11. Originally Posted by Sipher
Yes, now i understand... Storing only the non-zero values will save memory space... But again, why linked lists?
So you don't have to count ahead of time how many filled in cells you have in your original matrix. You can just scan the thing once, and add a node to your linked list for every non-empty cell you come across.

Originally Posted by ioan1ioan
i ve done the represetion but i cant think anything about the functions.
Another suggestion might be this:

Take the original matrix (the one with all the empty cells), and write your algorithm to work on that. You will have tons of array[x][y] type of code. The [ ] is how C looks up elements in an array with known dimensions. Your linked list doesn't support the [ ] operator for look up, so you have to write your own look up function. Now, replace all the array[x][y] stuff with a call to your look up funciton, something like find_element(sparse_list, x, y) that returns the element from the linked list.

12. Originally Posted by ioan1ioan
solve A*x=b
I suggest you state which of A,x, and b are matrices. And which is the unknown.
I am guessing A is normal (sparse) Matrix and x and b are single row/col of scalar values. Where "x" is the unknown. But, its been over 10 years since I did this stuff in school.

What is the difference between inverse matrice and converse matrice; wiki implies they are the same.

I guess you will need a determinant function to support the inverse function.

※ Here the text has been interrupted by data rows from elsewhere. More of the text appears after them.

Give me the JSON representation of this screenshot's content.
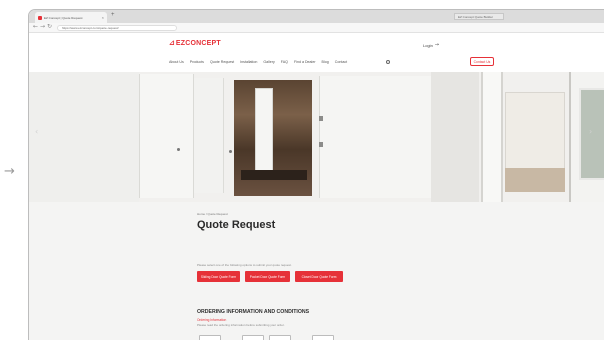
{
  "browser": {
    "tab_title": "EZ Concept | Quote Request",
    "tab_close": "×",
    "new_tab": "+",
    "extension_window": "EZ Concept Quote Builder",
    "url": "https://www.ezconcept.com/quote-request/",
    "nav_back": "←",
    "nav_forward": "→",
    "nav_reload": "↻"
  },
  "header": {
    "logo_mark": "⊿",
    "logo_text": "EZCONCEPT",
    "right_link": "Login",
    "right_arrow": "→",
    "nav": [
      "About Us",
      "Products",
      "Quote Request",
      "Installation",
      "Gallery",
      "FAQ",
      "Find a Dealer",
      "Blog",
      "Contact"
    ],
    "cta_label": "Contact Us"
  },
  "hero": {
    "prev_arrow": "‹",
    "next_arrow": "›"
  },
  "content": {
    "breadcrumb": "Home / Quote Request",
    "title": "Quote Request",
    "intro": "Please select one of the following options to submit your quote request.",
    "actions": [
      {
        "label": "Sliding Door Quote Form"
      },
      {
        "label": "Pocket Door Quote Form"
      },
      {
        "label": "Closet Door Quote Form"
      }
    ],
    "section_heading": "ORDERING INFORMATION AND CONDITIONS",
    "section_sub": "Ordering Information",
    "section_desc": "Please read the ordering information before submitting your order."
  },
  "page_glyph": "→",
  "colors": {
    "brand_red": "#e63138",
    "content_bg": "#f4f4f3",
    "text_dark": "#2a2a2a"
  }
}
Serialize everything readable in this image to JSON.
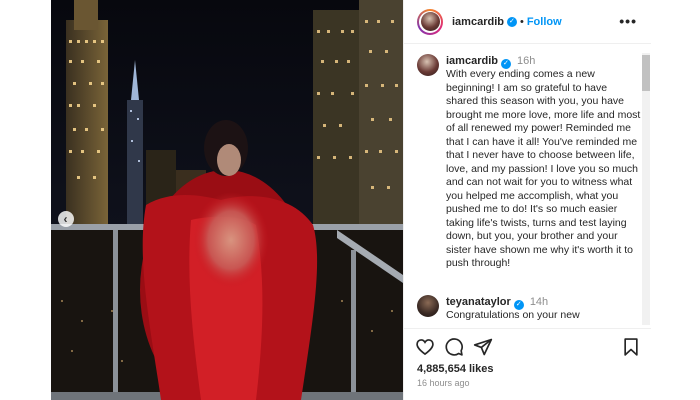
{
  "post": {
    "header": {
      "username": "iamcardib",
      "verified_mark": "✓",
      "separator": "•",
      "follow_label": "Follow",
      "more_icon": "more-horizontal-icon"
    },
    "caption": {
      "username": "iamcardib",
      "time": "16h",
      "text": "With every ending comes a new beginning! I am so grateful to have shared this season with you, you have brought me more love, more life and most of all renewed my power! Reminded me that I can have it all! You've reminded me that I never have to choose between life, love, and my passion! I love you so much and can not wait for you to witness what you helped me accomplish, what you pushed me to do! It's so much easier taking life's twists, turns and test laying down, but you, your brother and your sister have shown me why it's worth it to push through!"
    },
    "comments": [
      {
        "username": "teyanataylor",
        "time": "14h",
        "text": "Congratulations on your new"
      }
    ],
    "media": {
      "prev_icon": "chevron-left-icon",
      "prev_glyph": "‹"
    },
    "actions": {
      "like_icon": "heart-icon",
      "comment_icon": "comment-icon",
      "share_icon": "share-icon",
      "save_icon": "bookmark-icon"
    },
    "likes": "4,885,654 likes",
    "timestamp": "16 hours ago",
    "colors": {
      "accent": "#0095f6",
      "text": "#262626",
      "muted": "#8e8e8e",
      "dress": "#c8141c"
    }
  }
}
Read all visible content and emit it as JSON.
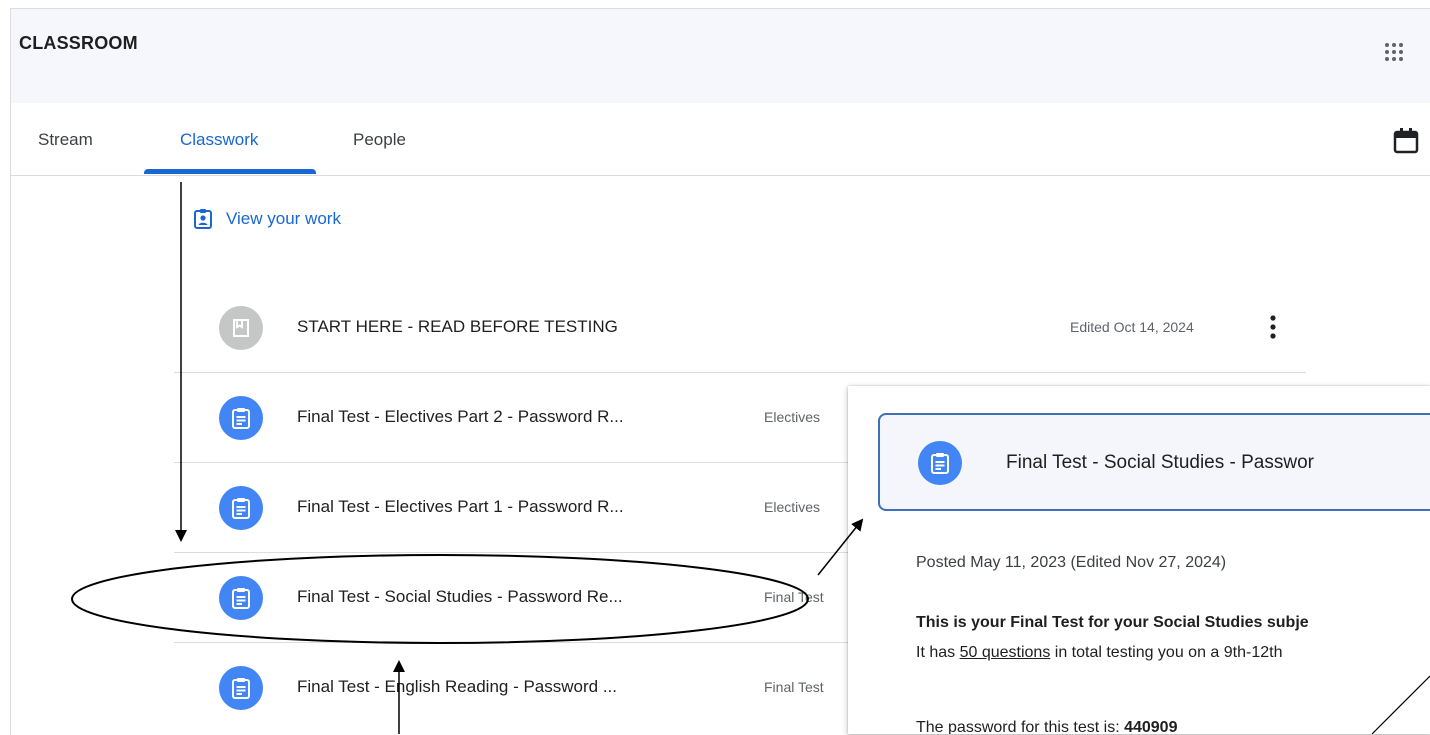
{
  "app": {
    "title": "CLASSROOM"
  },
  "header": {
    "apps_icon": "google-apps-icon"
  },
  "tabs": [
    {
      "label": "Stream",
      "active": false
    },
    {
      "label": "Classwork",
      "active": true
    },
    {
      "label": "People",
      "active": false
    }
  ],
  "toolbar": {
    "calendar_icon": "calendar-icon"
  },
  "view_work": {
    "label": "View your work",
    "icon": "assignment-ind-icon"
  },
  "items": [
    {
      "title": "START HERE - READ BEFORE TESTING",
      "topic": "",
      "edited": "Edited Oct 14, 2024",
      "icon": "material-icon"
    },
    {
      "title": "Final Test - Electives Part 2 - Password R...",
      "topic": "Electives",
      "edited": "",
      "icon": "assignment-icon"
    },
    {
      "title": "Final Test - Electives Part 1 - Password R...",
      "topic": "Electives",
      "edited": "",
      "icon": "assignment-icon"
    },
    {
      "title": "Final Test - Social Studies - Password Re...",
      "topic": "Final Test",
      "edited": "",
      "icon": "assignment-icon"
    },
    {
      "title": "Final Test - English Reading - Password ...",
      "topic": "Final Test",
      "edited": "",
      "icon": "assignment-icon"
    }
  ],
  "popup": {
    "title": "Final Test - Social Studies - Passwor",
    "posted": "Posted May 11, 2023 (Edited Nov 27, 2024)",
    "line1_bold": "This is your Final Test for your Social Studies subje",
    "line2_pre": "It has ",
    "line2_link": "50 questions",
    "line2_post": " in total testing you on a 9th-12th",
    "line3_pre": "The password for this test is: ",
    "line3_bold": "440909"
  },
  "colors": {
    "accent": "#1967d2",
    "assignment_blue": "#4285f4",
    "material_gray": "#c4c7c5",
    "header_bg": "#f5f7fc"
  }
}
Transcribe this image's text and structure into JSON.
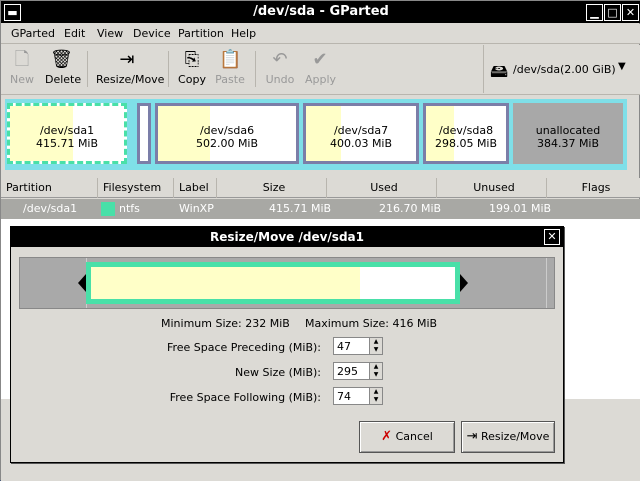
{
  "window": {
    "title": "/dev/sda - GParted"
  },
  "menu": [
    "GParted",
    "Edit",
    "View",
    "Device",
    "Partition",
    "Help"
  ],
  "toolbar": {
    "new": "New",
    "delete": "Delete",
    "resize": "Resize/Move",
    "copy": "Copy",
    "paste": "Paste",
    "undo": "Undo",
    "apply": "Apply"
  },
  "device": {
    "name": "/dev/sda",
    "size": "(2.00 GiB)"
  },
  "diskmap": [
    {
      "name": "/dev/sda1",
      "size": "415.71 MiB"
    },
    {
      "name": "/dev/sda6",
      "size": "502.00 MiB"
    },
    {
      "name": "/dev/sda7",
      "size": "400.03 MiB"
    },
    {
      "name": "/dev/sda8",
      "size": "298.05 MiB"
    },
    {
      "name": "unallocated",
      "size": "384.37 MiB"
    }
  ],
  "table": {
    "headers": [
      "Partition",
      "Filesystem",
      "Label",
      "Size",
      "Used",
      "Unused",
      "Flags"
    ],
    "row1": {
      "partition": "/dev/sda1",
      "filesystem": "ntfs",
      "label": "WinXP",
      "size": "415.71 MiB",
      "used": "216.70 MiB",
      "unused": "199.01 MiB",
      "flags": ""
    }
  },
  "dialog": {
    "title": "Resize/Move /dev/sda1",
    "min_size": "Minimum Size: 232 MiB",
    "max_size": "Maximum Size: 416 MiB",
    "preceding_label": "Free Space Preceding (MiB):",
    "preceding_value": "47",
    "newsize_label": "New Size (MiB):",
    "newsize_value": "295",
    "following_label": "Free Space Following (MiB):",
    "following_value": "74",
    "cancel": "Cancel",
    "resize": "Resize/Move"
  },
  "colors": {
    "ntfs": "#49e0a8",
    "used": "#ffffc8",
    "border": "#7fdfe8"
  }
}
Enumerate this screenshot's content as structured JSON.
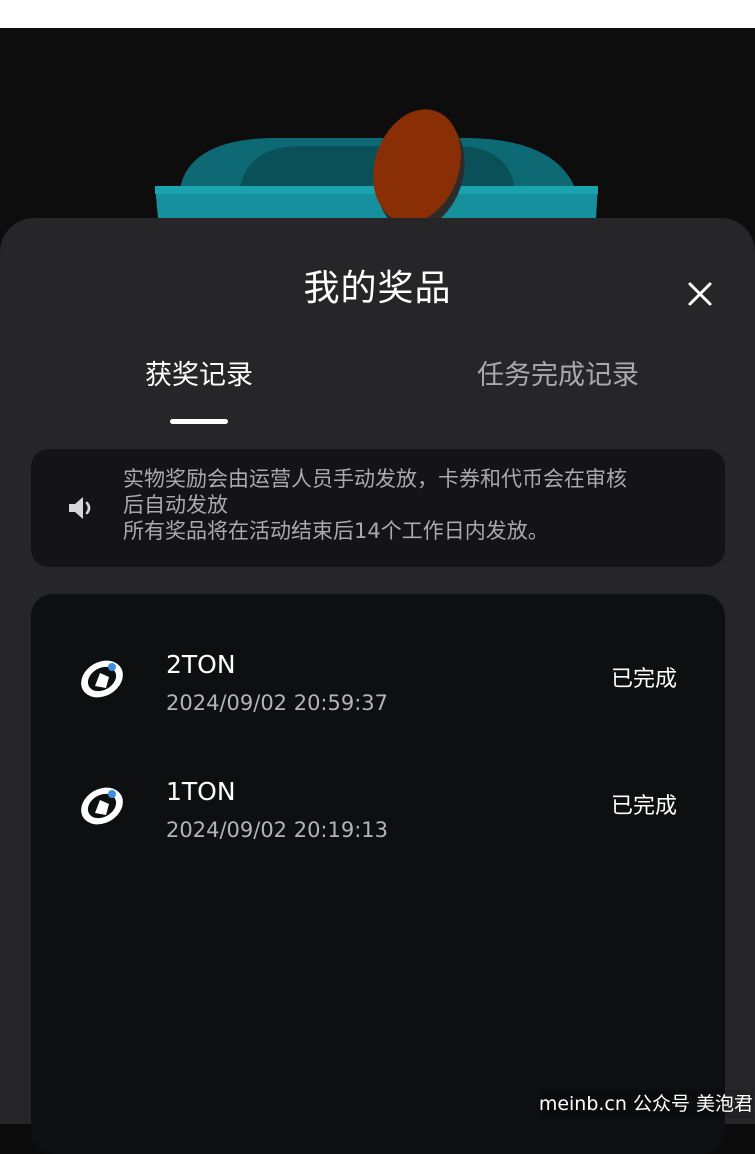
{
  "sheet": {
    "title": "我的奖品",
    "close_icon": "close-icon"
  },
  "tabs": [
    {
      "label": "获奖记录",
      "active": true
    },
    {
      "label": "任务完成记录",
      "active": false
    }
  ],
  "notice": {
    "icon": "speaker-icon",
    "lines": [
      "实物奖励会由运营人员手动发放，卡券和代币会在审核",
      "后自动发放",
      "所有奖品将在活动结束后14个工作日内发放。"
    ]
  },
  "records": [
    {
      "icon": "ton-coin-icon",
      "title": "2TON",
      "time": "2024/09/02 20:59:37",
      "status": "已完成"
    },
    {
      "icon": "ton-coin-icon",
      "title": "1TON",
      "time": "2024/09/02 20:19:13",
      "status": "已完成"
    }
  ],
  "watermark": "meinb.cn 公众号 美泡君",
  "colors": {
    "sheet_bg": "#262628",
    "card_bg": "#0e0f11",
    "accent_teal": "#0e6f78",
    "accent_coin": "#8a2f05"
  }
}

Note: I would write a getMatrixColumn(matrix M, array C) and getMatrixRow(matrix M, array R) that retrieves the column/row requested from the sparse matrix.
But, since reduce memory use is a design requirement; you might just retrieve/return a sparse array instead of a normal array.

The above is just a mild suggestion; I am not the best programmer on this site; by a very long ways.

Tim S.

13. is there any function somewhere that i can see which solves linear systems?

14. There's nothing "standard". If you wanted to look at some, you might try looking for C version of blas/lapack, or at the gsl, or at numerical recipes.